La fine del progetto di standardizzazione della crittografia post-quantistica del NIST è iniziata. Lo ha rivelato negli scorsi giorni l’agenzia che gestisce le tecnologie USA con l’annuncio del primo gruppo di quattro algoritmi considerati in grado di resistere all’attacco di computer quantistici. Una tappa importante in vista del loro effettivo arrivo. Non se ne conosce ancora la data, dal momento che i pareri discordanti degli esperti rendono impossibile fare un count down, ma lasciano accesa l’urgenza di farsi trovare pronti. Presto o tardi, la sicurezza oggi fornita dalla crittografia in uso, infatti, si sgretolerà davanti ai nostri occhi e potrebbe accadere in tempi considerevolmente lunghi, ma anche imprevedibilmente brevi.
Standard crittografico post-quantistico entro due anni da oggi
La corsa ad una crittografia quantum resistant, oggi sentita soprattutto dal mondo tech, è una mission di sicurezza globale, trasversale e di rilevanza sociale. Questa tecnologia, infatti, protegge anche le informazioni elettroniche sensibili semplicemente scambiate tramite siti web o mail, assicurando che non siano accessibili a terze parti. I problemi matematici oggi irrisolvibili su cui si basa diventeranno banali calcoli nell’era del quantum computing. Una minaccia che i quattro algoritmi svelati dal NIST potrebbero contrastare, difendendo così la privacy sia oggi che in futuro.
Creati da esperti, in collaborazione con diversi Paesi e istituzioni, questi nuovi strumenti di sicurezza riguardano i due compiti principali per i quali la crittografia è tipicamente utilizzata: crittografia generale e firme digitali. Nel primo caso si ha un solo algoritmo selezionato, per ora, e sarà suo compito proteggere le informazioni scambiate su reti pubbliche. Si chiama CRYSTALS-Kyber, è molto veloce e presenta chiavi relativamente piccole e facili da scambiare.
Gli altri tre sono tutti mirati a verificare l’identità durante le transazioni digitali o le firme su un documento a distanza. Quello principale è CRYSTALS-Dilithium, FALCON lo affianca per le firme più piccole e SPHINCS+ fa da “riserva”. Pur essendosi dimostrato sia più grande che più lento, resta prezioso perché basato su funzioni hash, un approccio matematico diverso da quello dei reticoli strutturati presente in tutti gli altri.
Questo primo gruppo di strumenti di crittografia candidati a resistere all’assalto di un futuro computer quantistico entrerà a far parte dello standard crittografico post-quantistico del NIST, che dovrebbe essere finalizzato tra circa due anni. Se ne uniranno altri: in esame ci sono quattro nuovi algoritmi, stavolta tutti per la crittografia generale e con approcci matematici ancora differenti.

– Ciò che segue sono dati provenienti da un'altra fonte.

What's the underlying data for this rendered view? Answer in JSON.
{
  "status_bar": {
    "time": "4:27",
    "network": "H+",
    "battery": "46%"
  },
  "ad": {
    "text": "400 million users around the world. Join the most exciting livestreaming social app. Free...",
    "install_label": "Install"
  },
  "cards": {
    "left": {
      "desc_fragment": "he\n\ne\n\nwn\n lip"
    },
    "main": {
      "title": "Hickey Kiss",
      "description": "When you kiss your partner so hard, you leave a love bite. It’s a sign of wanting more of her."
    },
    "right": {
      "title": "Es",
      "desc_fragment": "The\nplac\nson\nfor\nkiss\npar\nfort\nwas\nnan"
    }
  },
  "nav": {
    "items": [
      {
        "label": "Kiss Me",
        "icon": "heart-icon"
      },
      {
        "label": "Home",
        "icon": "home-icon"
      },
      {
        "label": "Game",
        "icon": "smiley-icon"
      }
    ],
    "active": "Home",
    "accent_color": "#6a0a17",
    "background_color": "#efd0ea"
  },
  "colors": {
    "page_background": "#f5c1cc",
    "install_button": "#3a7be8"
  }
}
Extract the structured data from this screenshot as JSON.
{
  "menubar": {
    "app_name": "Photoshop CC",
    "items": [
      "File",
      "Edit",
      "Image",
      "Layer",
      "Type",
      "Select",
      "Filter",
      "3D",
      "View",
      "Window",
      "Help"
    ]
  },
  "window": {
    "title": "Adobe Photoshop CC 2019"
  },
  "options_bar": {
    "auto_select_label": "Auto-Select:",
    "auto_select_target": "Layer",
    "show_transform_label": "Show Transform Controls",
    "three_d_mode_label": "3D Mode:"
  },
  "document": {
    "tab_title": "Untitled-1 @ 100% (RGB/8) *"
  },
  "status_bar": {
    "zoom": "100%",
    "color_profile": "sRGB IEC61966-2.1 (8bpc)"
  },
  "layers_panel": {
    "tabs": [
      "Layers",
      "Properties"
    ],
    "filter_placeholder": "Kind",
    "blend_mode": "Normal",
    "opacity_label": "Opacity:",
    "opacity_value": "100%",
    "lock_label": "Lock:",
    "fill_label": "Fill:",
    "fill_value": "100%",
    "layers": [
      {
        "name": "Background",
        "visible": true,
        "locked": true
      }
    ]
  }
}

NIST verso il quarto round: standardizzazione e nuovi algoritmi
La strategia a più fasi con cui procede il NIST, conferma la necessità di offrire non “la soluzione”, ma un’ampia varietà di strumenti solidi di difesa. Lo richiede sia la diversità dei compiti e dei contesti in cui oggi la crittografia viene impiegata, sia la prudenza legata alle reali capacità dei futuri computer quantistici. L’obiettivo è quello di offrire più di un algoritmo per ogni caso d’uso, per avere un “piano B” se uno di questi si rivelasse vulnerabile.
Ciò non intacca l’importanza del recente annuncio, che rappresenta una pietra miliare di un percorso iniziato nel 2016. Lanciata la sfida per la crittografia del futuro agli esperti di tutto il mondo, il NIST già dopo un anno aveva tra le mani un gruppo di 82 algoritmi di cui 69 ritenuti sufficientemente idonei per partecipare a un primo round di selezione. Nel 2019, 26 sono passati al secondo round e, nel 2020, 7 sono passati al terzo che ha portato ai quattro appena raccomandati per la standardizzazione.
Aziende e fornitori che vogliono essere conformi al NIST possono già iniziare a esplorarli e capire come integrarli, ma senza procedere. Nel finalizzare lo standard gli attuali algoritmi potrebbero, infatti, subire variazioni. Lo si scoprirà durante il quarto round in cui il NIST analizzerà anche altri quattro nuovi “finalisti”. Sarà un ulteriore passo avanti verso il raggiungimento della resilienza crittografica, per assicurarsi l’opportunità di passare a nuovi algoritmi se quelli ampiamente utilizzati si rompono.